I'm trying to send a message with non ASCII characters by socket using python 2.7 (inside a C++ program called QGIS) to a windows machine. The following code works well using a linux client machine, but does not work if I use a Windows client machine. Needless to say that I must make it work on both systems...
# -*- coding: utf-8 -*-
import socket
# message with non ASCII characters
message = u'Troço'
s = socket.socket(socket.AF_INET, socket.SOCK_STREAM)

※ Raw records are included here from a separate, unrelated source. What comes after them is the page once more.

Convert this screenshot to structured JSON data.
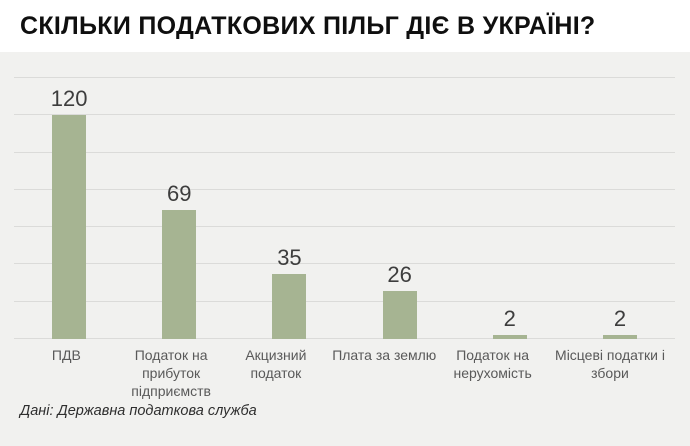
{
  "header": {
    "title": "СКІЛЬКИ ПОДАТКОВИХ ПІЛЬГ ДІЄ В УКРАЇНІ?"
  },
  "footer": {
    "source": "Дані: Державна податкова служба"
  },
  "chart_data": {
    "type": "bar",
    "title": "СКІЛЬКИ ПОДАТКОВИХ ПІЛЬГ ДІЄ В УКРАЇНІ?",
    "categories": [
      "ПДВ",
      "Податок на прибуток підприємств",
      "Акцизний податок",
      "Плата за землю",
      "Податок на нерухомість",
      "Місцеві податки і збори"
    ],
    "values": [
      120,
      69,
      35,
      26,
      2,
      2
    ],
    "xlabel": "",
    "ylabel": "",
    "ylim": [
      0,
      140
    ],
    "gridline_step": 20,
    "grid": true,
    "legend": false,
    "data_labels": true,
    "bar_color": "#a6b492",
    "background_color": "#f1f1ef",
    "header_background": "#ffffff",
    "gridline_color": "#dbdbd9",
    "source": "Дані: Державна податкова служба"
  }
}
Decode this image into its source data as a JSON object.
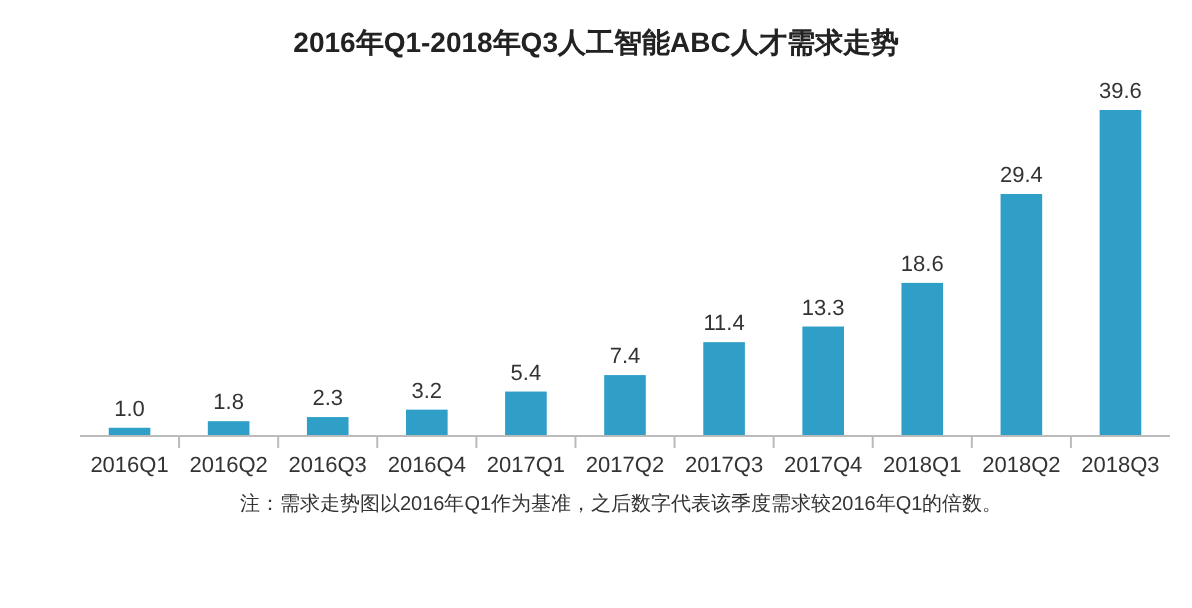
{
  "chart_data": {
    "type": "bar",
    "title": "2016年Q1-2018年Q3人工智能ABC人才需求走势",
    "categories": [
      "2016Q1",
      "2016Q2",
      "2016Q3",
      "2016Q4",
      "2017Q1",
      "2017Q2",
      "2017Q3",
      "2017Q4",
      "2018Q1",
      "2018Q2",
      "2018Q3"
    ],
    "values": [
      1.0,
      1.8,
      2.3,
      3.2,
      5.4,
      7.4,
      11.4,
      13.3,
      18.6,
      29.4,
      39.6
    ],
    "value_labels": [
      "1.0",
      "1.8",
      "2.3",
      "3.2",
      "5.4",
      "7.4",
      "11.4",
      "13.3",
      "18.6",
      "29.4",
      "39.6"
    ],
    "color": "#2f9fc8",
    "annotations": [
      "注：需求走势图以2016年Q1作为基准，之后数字代表该季度需求较2016年Q1的倍数。"
    ]
  }
}
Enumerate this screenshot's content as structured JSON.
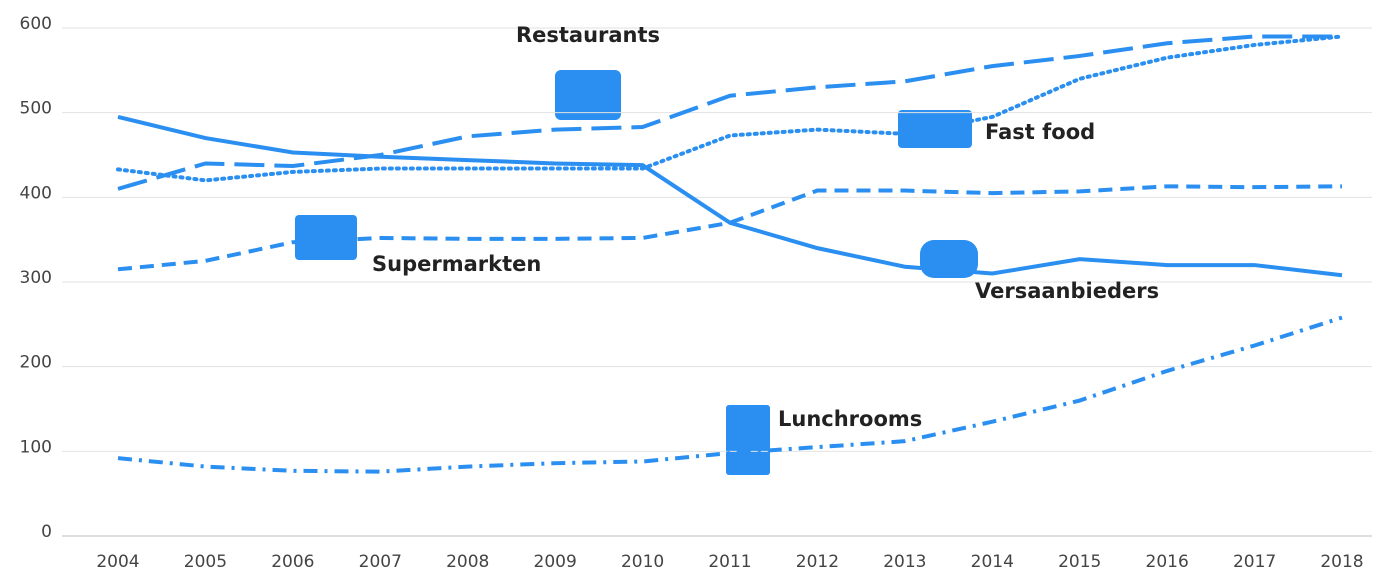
{
  "chart_data": {
    "type": "line",
    "categories": [
      "2004",
      "2005",
      "2006",
      "2007",
      "2008",
      "2009",
      "2010",
      "2011",
      "2012",
      "2013",
      "2014",
      "2015",
      "2016",
      "2017",
      "2018"
    ],
    "ylim": [
      0,
      600
    ],
    "yticks": [
      0,
      100,
      200,
      300,
      400,
      500,
      600
    ],
    "grid": true,
    "series": [
      {
        "name": "Restaurants",
        "color": "#2a8ff0",
        "dash": "longdash",
        "values": [
          410,
          440,
          437,
          450,
          472,
          480,
          483,
          520,
          530,
          537,
          555,
          567,
          582,
          590,
          590
        ]
      },
      {
        "name": "Fast food",
        "color": "#2a8ff0",
        "dash": "dotted",
        "values": [
          433,
          420,
          430,
          434,
          434,
          434,
          434,
          473,
          480,
          475,
          495,
          540,
          565,
          580,
          590
        ]
      },
      {
        "name": "Supermarkten",
        "color": "#2a8ff0",
        "dash": "dashed",
        "values": [
          315,
          325,
          347,
          352,
          351,
          351,
          352,
          370,
          408,
          408,
          405,
          407,
          413,
          412,
          413
        ]
      },
      {
        "name": "Versaanbieders",
        "color": "#2a8ff0",
        "dash": "solid",
        "values": [
          495,
          470,
          453,
          448,
          444,
          440,
          438,
          370,
          340,
          318,
          310,
          327,
          320,
          320,
          308
        ]
      },
      {
        "name": "Lunchrooms",
        "color": "#2a8ff0",
        "dash": "dashdot",
        "values": [
          92,
          82,
          77,
          76,
          82,
          86,
          88,
          98,
          105,
          112,
          135,
          160,
          195,
          225,
          258
        ]
      }
    ]
  }
}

s.connect(('192.168.1.69',9991))
s.send(message)
s.close()
Like I said before, this works well in a linux machine, and the unicode reach the socket receiver with the right message. But, if I use it on a Windows machine I get a UnicodeDecodeError:
UnicodeDecodeError: 'ascii' codec can't decode byte 0xc3 in position 4: ordinal not in range(128).
I have read several pages and answers on this topic:
- Sending UTF-8 with sockets
- https://docs.python.org/2/library/socket.html#socket.socket.recv
- How to handle Unicode (non-ASCII) characters in Python?
They all seem to say that I must encode my unicode basestring message to a string before sending it, but, if I replace line 11 by the following:
s.send(message.encoding('utf-8'))
Although I don't get any error message neither in windows nor in linux, the received message looks weird on that particular character, which make me think that it was uncorrectly (or double) encoded somewhere, and it can only be inside the send() method.
Which makes me thing: Is socket.send() method affected by the operating system or even the operating system default encoding?
UPDATE: Problem solved
The "problem" laid on the receiving code. I have had no access to it, but, after several tries, I realized that it expects an utf-16 encoded message. That's why sending a utf-8 message gave bad results. Therefore, changing line 11 did the trick:
s.send(message.encoding('utf-16'))
I still have no clue on why sending an unicode message worked on linux, but not on windows, but it does not matter, all makes a bit more sense now.